Ilian l'invite dans sa chambre, après avoir partagé un bref repas. Ils s'assoient sur le lit et il lui montre l'ordinateur qu'Elisa lui a offert- et dont un modèle identique se trouve sur la commode de la chambre de Sunji. Celle-ci croit qu'ils étaient d'abord disponibles à de possibles invités- qui, elle ne sait pas, elle n'a pas demandé-, mais tout est désormais à eux.
-Je me sens redevable, lui confie-t-il.
-Elle ne pense pas ainsi, tente-t-elle de le rassurer. C'était un cadeau, elle ne s'attend pas à ce que tu lui rendes quoi que ce soit.

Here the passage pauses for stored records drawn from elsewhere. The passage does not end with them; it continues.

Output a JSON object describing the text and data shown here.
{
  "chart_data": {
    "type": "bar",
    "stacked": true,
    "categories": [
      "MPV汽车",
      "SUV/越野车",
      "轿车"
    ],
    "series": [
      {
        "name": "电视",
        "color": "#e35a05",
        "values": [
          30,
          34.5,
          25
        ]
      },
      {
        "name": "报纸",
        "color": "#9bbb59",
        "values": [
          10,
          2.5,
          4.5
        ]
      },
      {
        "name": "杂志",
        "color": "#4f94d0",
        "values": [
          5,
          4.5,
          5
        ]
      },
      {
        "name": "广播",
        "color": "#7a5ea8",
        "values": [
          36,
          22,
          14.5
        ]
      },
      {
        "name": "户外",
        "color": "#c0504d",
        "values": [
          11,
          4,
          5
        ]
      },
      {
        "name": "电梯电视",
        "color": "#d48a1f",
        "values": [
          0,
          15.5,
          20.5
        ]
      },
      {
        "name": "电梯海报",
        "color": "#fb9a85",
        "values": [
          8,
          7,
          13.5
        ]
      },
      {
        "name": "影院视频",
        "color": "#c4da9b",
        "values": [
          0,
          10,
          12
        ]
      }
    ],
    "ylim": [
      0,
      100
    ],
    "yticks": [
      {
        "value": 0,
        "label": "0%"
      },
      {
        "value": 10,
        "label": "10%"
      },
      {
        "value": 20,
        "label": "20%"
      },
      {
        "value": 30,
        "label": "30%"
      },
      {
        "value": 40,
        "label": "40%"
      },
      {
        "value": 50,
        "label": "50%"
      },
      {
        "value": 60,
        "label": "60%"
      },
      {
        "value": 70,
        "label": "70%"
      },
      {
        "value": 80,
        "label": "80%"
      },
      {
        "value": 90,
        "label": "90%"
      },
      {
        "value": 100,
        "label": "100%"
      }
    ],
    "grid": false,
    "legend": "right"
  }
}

Elle s'aperçoit bien vite qu'Ilian regarde le tatouage sur son poignet, qui remonte désormais à cinq ans.
-J'ai fait un peu plus de trois ans avant notre capture. Sur Meridela, un ami (Ilian utilise en fait le même terme intraduisible qu'elle utilise pour parler d'Eben) m'a dit que les années continueraient à s'additionner. Ç'a été une expérience bizarre, conclut Ilian. Mes compagnons se sont mis à me considérer comme étant des leurs tandis que les gardiens me rappelaient sans cesse mes origines saltzies. Aujourd'hui, on me considère comme gatlantéen ou saltzi, selon à qui je m'adresse- mais je ne suis pas de Gatlantis et je ne suis plus de Saltz.
Sunji acquiesce : elle connaît elle aussi cette quête identitaire. Ilian éteint l'ordinateur et le met de côté.
-Et toi, d'où viens-tu? l'interroge-t-il.
Elle penche la tête sur un côté, laissant ses longs cheveux noirs glisser sur sa poitrine.
-Je ne me souviens pas.
-Comment est-ce possible?
-Je ne sais pas. Je devais avoir environ… peut-être treize ou quatorze ans, quand j'ai été capturée. Au départ, je me rappelais ma famille, mes amis. Mais peu après, leurs visages et leurs noms ont commencé à s'effacer. J'étais dans un tout nouveau monde, je devais apprendre une nouvelle langue, une nouvelle culture, je ne pensais qu'à survivre.
Ilian acquiesce en silence, il n'a pas vécu la même chose mais il la comprend. L'heure qui suit est empreinte d'une drôle de complicité entre eux. Sunji l'aide à ''déménager'' jusqu'au début du soir. Ilian lui demande si elle veut rester dormir. La jeune femme sourit avant de refuser. Ce n'est pas ce genre de relation qu'elle veut, mais elle reste évasive, ne sachant pas quoi lui dire. Elle remonte peu après.